Beginning with her 2003 video installation of repeating audio tapes made by the Symbionese Liberation Army and continuing through her five-part video series “Ricerche,” Hayes has investigated the ways people speak in groups, and the way groups speak through individual people. Last month, the final installment of “Ricerche” debuted at the “2024 Whitney Biennial: Even Better Than the Real Thing,” where it will be on view through August 11.
Hayes came to Penn in 2015 after 10 years teaching at The Cooper Union in New York City. Her work often engages with the creation, or assemblage, of queer histories. “In my work, I am in dialogue with these actions and activities–past, present, and future–and try to ask questions that are hard to ask in the space of the work itself, questions about time, the grammars of resistance, about sadness or disappointment as a political force.”

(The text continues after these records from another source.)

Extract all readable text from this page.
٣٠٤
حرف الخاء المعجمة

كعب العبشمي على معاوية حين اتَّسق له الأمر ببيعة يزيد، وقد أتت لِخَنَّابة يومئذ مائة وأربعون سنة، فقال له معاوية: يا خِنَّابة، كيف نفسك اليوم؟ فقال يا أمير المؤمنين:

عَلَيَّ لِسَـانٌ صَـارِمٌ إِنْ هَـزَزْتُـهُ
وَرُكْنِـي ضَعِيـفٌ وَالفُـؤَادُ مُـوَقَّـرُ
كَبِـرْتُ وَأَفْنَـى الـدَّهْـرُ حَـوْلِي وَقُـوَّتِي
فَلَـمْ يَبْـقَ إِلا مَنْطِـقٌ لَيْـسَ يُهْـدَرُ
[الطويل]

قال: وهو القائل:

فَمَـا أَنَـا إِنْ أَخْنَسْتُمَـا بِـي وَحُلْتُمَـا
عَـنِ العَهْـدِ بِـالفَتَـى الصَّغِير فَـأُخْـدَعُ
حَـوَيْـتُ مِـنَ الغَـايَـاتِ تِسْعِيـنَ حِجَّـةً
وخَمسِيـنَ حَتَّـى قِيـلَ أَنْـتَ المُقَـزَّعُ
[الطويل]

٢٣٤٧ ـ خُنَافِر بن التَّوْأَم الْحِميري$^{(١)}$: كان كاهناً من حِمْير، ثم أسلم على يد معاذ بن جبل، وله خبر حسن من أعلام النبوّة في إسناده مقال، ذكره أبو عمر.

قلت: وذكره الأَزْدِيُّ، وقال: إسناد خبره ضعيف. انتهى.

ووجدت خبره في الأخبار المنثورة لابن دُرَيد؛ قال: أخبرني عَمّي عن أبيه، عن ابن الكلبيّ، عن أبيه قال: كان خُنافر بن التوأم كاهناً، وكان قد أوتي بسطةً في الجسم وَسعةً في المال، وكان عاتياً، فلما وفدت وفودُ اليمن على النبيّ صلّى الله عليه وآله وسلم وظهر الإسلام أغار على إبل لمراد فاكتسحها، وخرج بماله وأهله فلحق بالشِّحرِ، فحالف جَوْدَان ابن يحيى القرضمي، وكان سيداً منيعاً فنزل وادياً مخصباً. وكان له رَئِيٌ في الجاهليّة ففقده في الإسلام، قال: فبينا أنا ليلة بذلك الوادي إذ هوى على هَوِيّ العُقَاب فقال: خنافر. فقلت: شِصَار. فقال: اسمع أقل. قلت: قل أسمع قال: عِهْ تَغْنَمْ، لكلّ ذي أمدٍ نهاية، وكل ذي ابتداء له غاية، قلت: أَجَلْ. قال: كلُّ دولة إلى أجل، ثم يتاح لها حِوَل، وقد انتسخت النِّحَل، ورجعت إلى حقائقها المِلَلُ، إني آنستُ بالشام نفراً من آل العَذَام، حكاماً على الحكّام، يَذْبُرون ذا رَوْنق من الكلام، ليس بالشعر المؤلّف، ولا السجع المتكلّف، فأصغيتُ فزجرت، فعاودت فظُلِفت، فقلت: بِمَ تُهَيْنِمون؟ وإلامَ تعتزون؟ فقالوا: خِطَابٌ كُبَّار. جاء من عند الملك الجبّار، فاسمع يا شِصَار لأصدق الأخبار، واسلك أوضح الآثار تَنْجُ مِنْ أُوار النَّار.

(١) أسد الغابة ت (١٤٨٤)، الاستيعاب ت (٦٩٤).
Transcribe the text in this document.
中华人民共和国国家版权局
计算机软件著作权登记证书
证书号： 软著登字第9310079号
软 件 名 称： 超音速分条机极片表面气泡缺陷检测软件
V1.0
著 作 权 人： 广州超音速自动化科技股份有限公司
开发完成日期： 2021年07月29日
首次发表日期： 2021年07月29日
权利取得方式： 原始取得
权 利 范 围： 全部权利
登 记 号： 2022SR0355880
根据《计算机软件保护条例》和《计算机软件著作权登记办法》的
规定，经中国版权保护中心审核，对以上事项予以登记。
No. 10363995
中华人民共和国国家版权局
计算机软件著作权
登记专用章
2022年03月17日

“The work I am showing at the Whitney is the final part of series called ‘Ricerche,’ which steps off of Pier Paolo Pasolini’s 1963 film, ‘Comizi d’Amore (Love Meetings),’ in which he goes across Italy interviewing people about sex or, what he calls, the sexual problem. My recent work is ‘Ricerche: four’ and is an 80-minute, two-channel video installation composed from footage from interviews with three groups of LGBTQIA elders: one in Philadelphia, one in Dowelltown, Tennessee, and one in Los Angeles,” Hayes says.
“Ricerche translates from Italian as ‘research,’ and is a word that Pasolini used in his film as an intertitle between sections (Ricerche I, Ricerche II, etc.). What I love about his film is that he’s asking these questions to people in groups and so those he interviews must navigate the very personal territory of sex inside of their collective affiliations and relations (with neighbors or family or their army troupe or their football team, etc.).”
Hayes’ subject of queer histories suggests a relationship between the artist and activism. “I have such deep gratitude for activists, organizers, and community advocates who do the hard and often unpaid work of creating more humane, safe, healthy and just futures,” she says. But, she explains, “while in the course of my life, I respond to and join this work (a large project that I think of as dismantling white, patriarchal heteronormativity) in and through participation in protests or organized actions, I have not been on the front lines of ideating and organizing.”